Hey everyone. I decided to work on a Creature of the Week piece for the first time in a very long time. This was for Clark Miller and I's anniversary round. The brief was to create a creature which would spend the first year of its life as a relatively beautiful or cute herbivore. Upon it's first birthday, the creature would then transform into a much uglier and much more predatory creature. I guess that means Clark and I will become evil predatory moderators for Creature of the Week, now. Heh.

Anyway these are the creatures I created. Originally, the mid-point creature was set to be the immature herbivorous form, but I came to realize it needed to be a little bit more cute and a little more beautiful. So I relegated that one to the mid-point between the two creatures and created the little pink plumed bugger to be the true herbivorous form.

Here's the description I gave for the creatures:
In the ashlands of Caliope's fourth planet, researchers noted a strange pattern.

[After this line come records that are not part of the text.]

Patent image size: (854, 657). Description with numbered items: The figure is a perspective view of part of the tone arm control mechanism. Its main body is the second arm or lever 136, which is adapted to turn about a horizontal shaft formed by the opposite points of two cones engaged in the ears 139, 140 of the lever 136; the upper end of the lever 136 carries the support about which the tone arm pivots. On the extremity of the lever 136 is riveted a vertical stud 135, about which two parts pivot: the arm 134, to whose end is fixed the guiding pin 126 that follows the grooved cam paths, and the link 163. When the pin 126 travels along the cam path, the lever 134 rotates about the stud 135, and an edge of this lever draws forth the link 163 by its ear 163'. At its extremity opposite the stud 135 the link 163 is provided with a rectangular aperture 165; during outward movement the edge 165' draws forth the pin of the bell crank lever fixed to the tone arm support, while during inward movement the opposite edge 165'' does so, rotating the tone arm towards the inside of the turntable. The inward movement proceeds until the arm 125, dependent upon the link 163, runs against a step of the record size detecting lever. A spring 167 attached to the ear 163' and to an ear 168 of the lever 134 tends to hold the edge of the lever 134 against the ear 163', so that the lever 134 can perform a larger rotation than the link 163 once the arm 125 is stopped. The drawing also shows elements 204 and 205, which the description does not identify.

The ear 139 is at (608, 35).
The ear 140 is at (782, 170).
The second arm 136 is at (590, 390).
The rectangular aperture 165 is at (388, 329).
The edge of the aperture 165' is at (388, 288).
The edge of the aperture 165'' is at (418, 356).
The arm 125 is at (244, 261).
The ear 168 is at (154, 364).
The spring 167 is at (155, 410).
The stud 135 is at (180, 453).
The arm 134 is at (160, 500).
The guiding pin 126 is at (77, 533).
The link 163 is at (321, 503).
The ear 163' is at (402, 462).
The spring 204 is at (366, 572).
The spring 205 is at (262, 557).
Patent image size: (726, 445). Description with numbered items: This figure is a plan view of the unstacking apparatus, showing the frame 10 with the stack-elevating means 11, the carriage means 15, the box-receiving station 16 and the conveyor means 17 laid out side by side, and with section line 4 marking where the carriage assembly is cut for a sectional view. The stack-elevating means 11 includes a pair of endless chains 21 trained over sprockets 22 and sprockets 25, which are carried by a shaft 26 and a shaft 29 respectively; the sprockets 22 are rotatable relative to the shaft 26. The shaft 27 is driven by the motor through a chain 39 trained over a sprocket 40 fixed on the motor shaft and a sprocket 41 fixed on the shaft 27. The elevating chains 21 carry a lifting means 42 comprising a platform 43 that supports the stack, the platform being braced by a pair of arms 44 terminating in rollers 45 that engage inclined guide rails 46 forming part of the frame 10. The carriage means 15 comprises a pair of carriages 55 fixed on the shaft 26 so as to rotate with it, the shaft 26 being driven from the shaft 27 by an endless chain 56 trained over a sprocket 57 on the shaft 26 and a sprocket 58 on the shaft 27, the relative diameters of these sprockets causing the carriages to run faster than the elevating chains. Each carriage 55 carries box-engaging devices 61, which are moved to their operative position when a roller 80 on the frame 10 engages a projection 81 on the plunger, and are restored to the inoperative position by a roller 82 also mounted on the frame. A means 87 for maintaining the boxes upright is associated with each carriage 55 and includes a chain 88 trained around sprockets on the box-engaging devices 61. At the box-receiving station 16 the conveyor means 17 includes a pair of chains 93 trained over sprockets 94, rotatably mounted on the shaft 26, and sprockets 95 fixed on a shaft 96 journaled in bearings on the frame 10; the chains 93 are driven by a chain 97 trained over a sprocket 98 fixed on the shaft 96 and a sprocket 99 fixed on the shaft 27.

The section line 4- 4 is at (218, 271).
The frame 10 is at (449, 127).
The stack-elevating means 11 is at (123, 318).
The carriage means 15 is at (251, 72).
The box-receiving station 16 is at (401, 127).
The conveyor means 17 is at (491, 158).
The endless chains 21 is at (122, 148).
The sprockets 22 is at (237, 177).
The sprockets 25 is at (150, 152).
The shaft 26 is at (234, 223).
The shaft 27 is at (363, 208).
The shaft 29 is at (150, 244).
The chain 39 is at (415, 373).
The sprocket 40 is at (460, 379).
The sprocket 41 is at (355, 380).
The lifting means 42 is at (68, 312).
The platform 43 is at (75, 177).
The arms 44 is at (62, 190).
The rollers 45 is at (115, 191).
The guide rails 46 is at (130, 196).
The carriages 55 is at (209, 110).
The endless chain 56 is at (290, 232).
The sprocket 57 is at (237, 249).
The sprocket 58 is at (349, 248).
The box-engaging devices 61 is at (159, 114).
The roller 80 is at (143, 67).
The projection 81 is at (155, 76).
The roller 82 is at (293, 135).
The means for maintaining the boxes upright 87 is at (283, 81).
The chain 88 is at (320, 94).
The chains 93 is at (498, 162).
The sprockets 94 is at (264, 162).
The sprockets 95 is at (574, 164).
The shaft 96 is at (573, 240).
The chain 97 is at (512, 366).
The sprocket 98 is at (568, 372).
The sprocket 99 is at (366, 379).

The Plumed Lumbox seemed to have no real natural predators, despite being a fairly healthy portion for any one of the many predators in the area. But even the Aspynx would leave them well enough alone most of the time. Slowly the reason became clear. Upon observing a Lumbox for an entire day it was discovered that the Ash Greel's (the apex predators of the area) would often escort the Lumbox around it's daily activities. There was no symbiosis here, the Lumbox provided no advantage to the Ash Greel, and the Ash Greel would mercilessly protect the small herbivores.

It was not until a six month research expedition that it was finally uncovered why this was. Scientists observed that at approximately a year old, the Plumed Lumbox would begin to eat excessive amounts, slowly shedding their feathers. Over this period they would begin to lose their attractive frills and feathers, as well as their bright colouring, slowly turning a purple-grey ash colour. The Lumbox would begin to grow slight tusks and secondary and tertiary mandible structures as well as, most unusual of all, would begin scavenging meat from the Greels' kills. It would remain like this for two weeks, gorging itself until it became obese and nearly unable to move, whereupon the researchers realized they were about to witness the birth of an Ash Greel. The Lumbox-Ash Greel relationship was actually parent and child, not some odd one-sided symbiosis.

The transformation is noted as being brutal and bloody. The creature triples in size over the course of a single day. The limbs extend and the mutated tendons push themselves out of the skin in the first, forming membrane over themselves but leaving odd holes in the legs. Finally, and most painfully, the membranes on the creature's face begin to split. Over time, the creature's skull will rip itself the Ash Greel's signature 4-way jaw and the Lumbox's yellow eye will grow over into a sensory membrane. Adult Ash Greel's must bring food to the freshly transformed Ash Greels immediately or they will not live. The transformation leaves the Ash Greel too weak to properly hunt for two days, after which it will begin hunting for itself, and shortly thereafter will search for a mate. Male Ash Greels are solitary, leaving the female Ash Greel's to look after the Lumbox. If a male Ash Greel attempts to approach the immatured Lumbox, the female will often attack, and sometimes kill, the male.